My girls started the day yesterday sniping at each other. That’s become a fairly frequent occurrence lately.
It has been a long, cold, snowy winter. We’re in for another blast of cold weather this weekend. I’m so ready for spring. And so are my kids. We’ve spent way too much time cooped up together this winter. And it’s beginning to show in our behaviors.
My girls are 22 months apart in age. It’s great to have them so close together when they get along, but when they’re not being friendly with each other, it’s miserable.
If you have more than one kid, it’s fair to expect a certain amount of griping and fighting with each other. No one gets along with another person all the time, and our kids are just beginning to learn to solve their own problems.
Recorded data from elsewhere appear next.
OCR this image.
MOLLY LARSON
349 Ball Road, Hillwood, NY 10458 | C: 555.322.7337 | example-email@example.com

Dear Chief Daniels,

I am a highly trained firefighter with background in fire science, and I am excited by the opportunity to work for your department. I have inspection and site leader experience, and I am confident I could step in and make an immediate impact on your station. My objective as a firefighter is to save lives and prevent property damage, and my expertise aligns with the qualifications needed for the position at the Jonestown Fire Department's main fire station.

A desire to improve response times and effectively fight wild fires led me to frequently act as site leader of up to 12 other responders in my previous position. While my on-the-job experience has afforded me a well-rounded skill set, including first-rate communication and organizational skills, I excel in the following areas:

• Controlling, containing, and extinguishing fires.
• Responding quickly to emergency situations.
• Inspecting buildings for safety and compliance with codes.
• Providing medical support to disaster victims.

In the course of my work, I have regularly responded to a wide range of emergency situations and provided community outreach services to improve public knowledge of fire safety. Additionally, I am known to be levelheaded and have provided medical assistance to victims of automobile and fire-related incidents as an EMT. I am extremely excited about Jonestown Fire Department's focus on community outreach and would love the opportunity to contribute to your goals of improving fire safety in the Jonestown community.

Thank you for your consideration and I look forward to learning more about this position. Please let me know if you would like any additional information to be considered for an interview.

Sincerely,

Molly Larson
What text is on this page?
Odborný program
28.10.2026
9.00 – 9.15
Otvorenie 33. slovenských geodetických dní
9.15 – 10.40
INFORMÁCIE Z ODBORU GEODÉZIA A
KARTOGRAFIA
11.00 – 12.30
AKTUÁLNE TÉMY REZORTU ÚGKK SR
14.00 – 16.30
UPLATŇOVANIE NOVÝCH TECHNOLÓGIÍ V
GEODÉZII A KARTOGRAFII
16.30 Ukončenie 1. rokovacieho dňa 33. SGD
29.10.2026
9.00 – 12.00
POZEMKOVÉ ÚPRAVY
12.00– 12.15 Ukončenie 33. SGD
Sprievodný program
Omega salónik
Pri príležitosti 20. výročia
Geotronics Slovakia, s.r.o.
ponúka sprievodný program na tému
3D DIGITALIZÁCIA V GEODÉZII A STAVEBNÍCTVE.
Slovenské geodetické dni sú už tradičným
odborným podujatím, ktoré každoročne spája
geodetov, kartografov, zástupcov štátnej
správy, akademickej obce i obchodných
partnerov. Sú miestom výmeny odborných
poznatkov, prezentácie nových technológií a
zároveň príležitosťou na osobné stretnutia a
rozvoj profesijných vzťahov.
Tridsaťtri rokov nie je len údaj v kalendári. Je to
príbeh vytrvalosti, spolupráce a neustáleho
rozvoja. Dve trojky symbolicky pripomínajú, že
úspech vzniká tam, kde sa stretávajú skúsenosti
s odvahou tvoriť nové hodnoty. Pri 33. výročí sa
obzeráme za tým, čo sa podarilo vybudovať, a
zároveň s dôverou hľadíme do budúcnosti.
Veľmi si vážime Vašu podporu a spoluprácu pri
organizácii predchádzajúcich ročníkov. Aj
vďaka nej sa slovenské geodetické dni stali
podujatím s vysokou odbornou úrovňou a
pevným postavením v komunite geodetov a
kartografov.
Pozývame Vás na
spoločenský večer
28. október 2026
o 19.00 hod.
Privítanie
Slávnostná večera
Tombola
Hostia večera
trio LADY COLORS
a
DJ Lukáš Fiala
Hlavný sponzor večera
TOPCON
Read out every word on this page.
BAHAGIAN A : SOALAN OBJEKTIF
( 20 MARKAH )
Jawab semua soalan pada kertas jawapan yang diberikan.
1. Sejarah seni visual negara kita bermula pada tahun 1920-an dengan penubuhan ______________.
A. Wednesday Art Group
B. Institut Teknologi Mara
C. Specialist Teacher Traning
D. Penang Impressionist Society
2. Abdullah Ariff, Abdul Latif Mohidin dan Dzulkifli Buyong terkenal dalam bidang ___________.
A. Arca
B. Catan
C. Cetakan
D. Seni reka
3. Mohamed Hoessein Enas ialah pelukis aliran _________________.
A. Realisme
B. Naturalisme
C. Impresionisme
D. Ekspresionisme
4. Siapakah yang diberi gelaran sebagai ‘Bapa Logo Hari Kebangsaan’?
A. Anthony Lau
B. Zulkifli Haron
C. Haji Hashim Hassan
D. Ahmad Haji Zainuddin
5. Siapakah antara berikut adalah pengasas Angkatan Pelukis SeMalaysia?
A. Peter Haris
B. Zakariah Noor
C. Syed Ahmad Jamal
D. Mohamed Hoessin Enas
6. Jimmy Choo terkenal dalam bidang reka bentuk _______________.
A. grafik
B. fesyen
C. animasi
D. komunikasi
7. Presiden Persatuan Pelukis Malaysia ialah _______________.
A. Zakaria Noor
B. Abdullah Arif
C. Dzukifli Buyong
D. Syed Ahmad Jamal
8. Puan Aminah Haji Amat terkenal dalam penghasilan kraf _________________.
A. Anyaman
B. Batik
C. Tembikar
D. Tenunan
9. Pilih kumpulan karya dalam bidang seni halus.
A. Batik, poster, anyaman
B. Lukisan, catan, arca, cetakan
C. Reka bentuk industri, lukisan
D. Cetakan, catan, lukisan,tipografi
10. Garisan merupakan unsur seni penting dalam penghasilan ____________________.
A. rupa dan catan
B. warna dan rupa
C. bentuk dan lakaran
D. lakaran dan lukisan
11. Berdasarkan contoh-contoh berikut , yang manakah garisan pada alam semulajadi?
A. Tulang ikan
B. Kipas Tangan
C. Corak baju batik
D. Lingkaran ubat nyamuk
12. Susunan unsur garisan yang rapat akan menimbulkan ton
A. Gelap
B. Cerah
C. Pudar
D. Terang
But when that griping and fighting reaches epic proportions, it’s probably time to sit down with your kids and remind them of how families act.
If you’re struggling to put the lid on sibling rivalry, consider doing these five things:
1. Limit the electronics. Our kids live in an age where they spend a lot of time communicating through electronic devices. When they get so tied to electronics, they forget how to communicate in person. We have a rule that you can’t use electronic devices in the car if there’s someone else in the car with you. No texting someone who isn’t there when there’s someone to talk to right next to you. (We ease this one for long car rides but for trips around town, this is a firm rule.) We also don’t allow electronics at the dinner table or when we’re at a restaurant. Those are perfect opportunities for our kids to learn to converse and form relationships with the people in their own families.
2. Make time for family. Set aside some time to spend time together as a family. Have a movie night. Play games. Go for a walk. Cook a meal together. We try to do one of these things once a week. When you set aside time for family, you’re telling your kids that family is important. You’re letting them know that they should value each other and the relationships within the four walls of your home.
3. Set up intentional ways to encourage each other. Teach your kids to be encouragers. 1 Thessalonians 5:11 says “Therefore encourage one another and build each other up.” Encouraging each other is a great way to build loving relationships in your family. If one child has a game, take the other one with you to cheer the first child on. If one child has a test, remind the other one to wish him good luck. Start a system of encouraging notes. Create mailbox or pail of some kind for each member of your family. Mount it on their doors or hang it on their doorknobs. Encourage each member of your family to leave encouraging notes in the other family member’s mailboxes.
4. Work together. Create tasks that force your kids to work together. This is a great way to help your kids appreciate each others’ abilities and to force them to learn to work through any issues that arise. Have one chore a week that your kids have to do together. When you’re working on a big household project, get your kids working together. When they learn they can accomplish more together, it builds their relationship.
5. Pray for each other. Teach your kids to pray for their siblings. Nothing softens hearts and changes attitudes like prayer. It’s almost impossible to stay angry with someone while sincerely praying for them. Create a prayer list in your house where everyone can add things they want prayed for. Encourage your kids to pray for their siblings’ requests.
Our homes don’t have to be filled with bickering and strife. We can teach our kids how to love and respect their siblings. It just takes some time and patience on our part.